5. Cite credible sources

When building a persuasive presentation, you need to establish credibility. Credibility is the ability to have the listener believe what you say. That’s why it’s essential to use credible sources. Aside from academic publications, you can also cite personal experiences to create connections with your audience. I love to use examples from the Bible.

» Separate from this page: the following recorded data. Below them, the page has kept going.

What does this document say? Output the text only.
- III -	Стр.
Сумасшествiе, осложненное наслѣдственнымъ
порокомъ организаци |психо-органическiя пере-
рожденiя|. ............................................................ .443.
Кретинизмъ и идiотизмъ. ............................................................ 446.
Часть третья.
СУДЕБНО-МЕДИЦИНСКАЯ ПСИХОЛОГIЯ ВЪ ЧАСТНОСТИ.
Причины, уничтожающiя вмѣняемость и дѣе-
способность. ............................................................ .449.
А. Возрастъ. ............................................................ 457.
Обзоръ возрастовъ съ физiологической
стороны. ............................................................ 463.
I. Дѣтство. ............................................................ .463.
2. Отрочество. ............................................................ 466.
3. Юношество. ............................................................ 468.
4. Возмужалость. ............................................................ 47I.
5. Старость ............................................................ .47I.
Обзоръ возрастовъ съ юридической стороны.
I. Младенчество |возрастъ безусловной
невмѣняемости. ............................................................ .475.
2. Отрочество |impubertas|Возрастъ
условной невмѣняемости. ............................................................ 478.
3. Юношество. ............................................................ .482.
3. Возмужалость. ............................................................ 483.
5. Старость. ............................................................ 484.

You can use introductory phrases to introduce your topic. For example, you can include the name of the professor or author of the article. Or, you could include the name of the original research. Then, you can include details about the source and the author’s work.

 

Bonus 

Power Word of the blog

Want to make your writing direct and clear Use this word to help you stand out and win arguments it’s a power word

 

for more power words sign up for the newsletter 

Agonizing 

 

adjective
adjective: agonizing; adjective: agonising
  1. causing great physical or mental pain.
    “an agonizing death”
    Similar:

    excruciating

     

    harrowing

     

    racking

     

    painful

     

    acute

     

    severe

     

    intense

     

    extreme

     

    grievous

     

    hellish

     

    killing

     

    searing

     

    torturous

     

    tormenting

     

    piercing

     

    insufferable

     

    unbearable

     

    unendurable

     
    more than one can bear

    exquisite

     
     
 
 
 
 
 
 
ag·o·nize
/ˈaɡəˌnīz/
 
verb
gerund or present participle: agonizing
  1. undergo great mental anguish through worrying about something.
    “I didn’t agonize over the problem”
    Similar:

    worry

     

    fret

     

    fuss

     
    upset oneself

    rack one’s brains

     
    wrestle with oneself
    be worried
    be anxious
    feel uneasy
    exercise oneself

    brood

     

    muse

     
    mull over
    dwell on

    contemplate

     

    ruminate

     
    chew over
    puzzle over

    speculate

     
    weigh up
    turn over in one’s mind
    be indecisive

    stew

     
    pore on
    • cause mental anguish to (someone).